Phosphorylation of troponin T (TnT) in the Ca2+-sensitive C-terminal region results in a decrease in the Mg2+-ATPase activity [4], a decrease in Ca2+-sensitivity[11] and a decrease in the affinity of TnT for both tropomyosin and F-actin [17]. Phosphorylation of MyBP-C has been demonstrated at numerous sites [18] and has been shown to result in structural movement of the myofilament, bringing the thick filament into closer proximity with the thin filament [19]. Increased phosphorylation of MyBP-C results in acceleration of the kinetics of force development [20] whereas transgenic mice expressing non-phosphorylatable MyBP-C have a decrease in contractility and a propensity toward cardiac hypertrophy [21].

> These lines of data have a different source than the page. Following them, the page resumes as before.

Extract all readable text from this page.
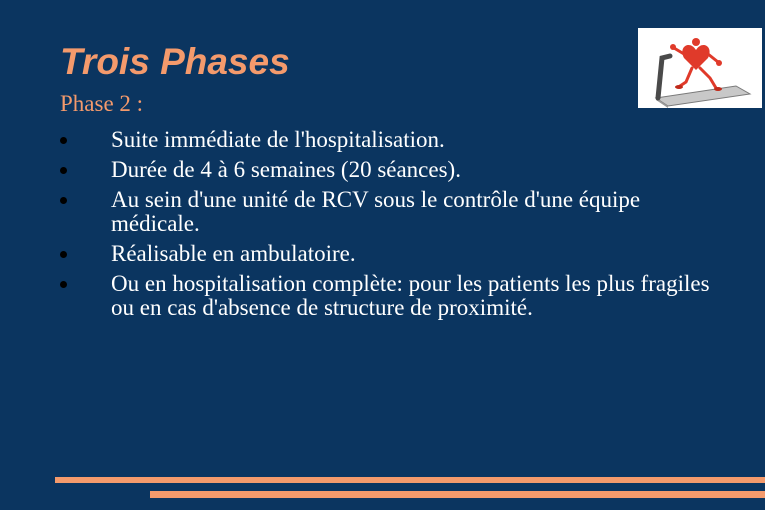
Trois Phases
Phase 2 :
Suite immédiate de l'hospitalisation.
Durée de 4 à 6 semaines (20 séances).
Au sein d'une unité de RCV sous le contrôle d'une équipe médicale.
Réalisable en ambulatoire.
Ou en hospitalisation complète: pour les patients les plus fragiles ou en cas d'absence de structure de proximité.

The function of myosin light chain phosphorylation is even less well understood although a central role for the regulatory light chain (MLC2) in the regulation of cross-bridge cycling is increasingly acknowledged. Morano et al [22] have shown that alterations in the myosin light chain-actin interaction have a profound effect upon tension development and calcium responsiveness in isolated human myocardium. Likewise, MLC2 extraction from skinned myocardium results in decreased velocity of shortening as well as decreased calcium sensitivity [23]. Phosphorylation of MLC2 increases myofilament calcium sensitivity (and transgenic replacement with a non-phosphorylatable MLC2 isoform eliminates the MLCK effect on the tension:calcium relationship) with only a modest effect on tension development [24]. It has also been shown that the gradient of tension development across the myocardium correlates with an analogous gradient of MLC2 phosphorylation [25]. Importantly, our group and others have published that ablation of MLC2 phosphorylation is associated with a reduction in calcium activated tension development (but not calcium sensitivity) and also with a marked reduction in phosphorylation of other contractile proteins including TnI and MyBP-C [26].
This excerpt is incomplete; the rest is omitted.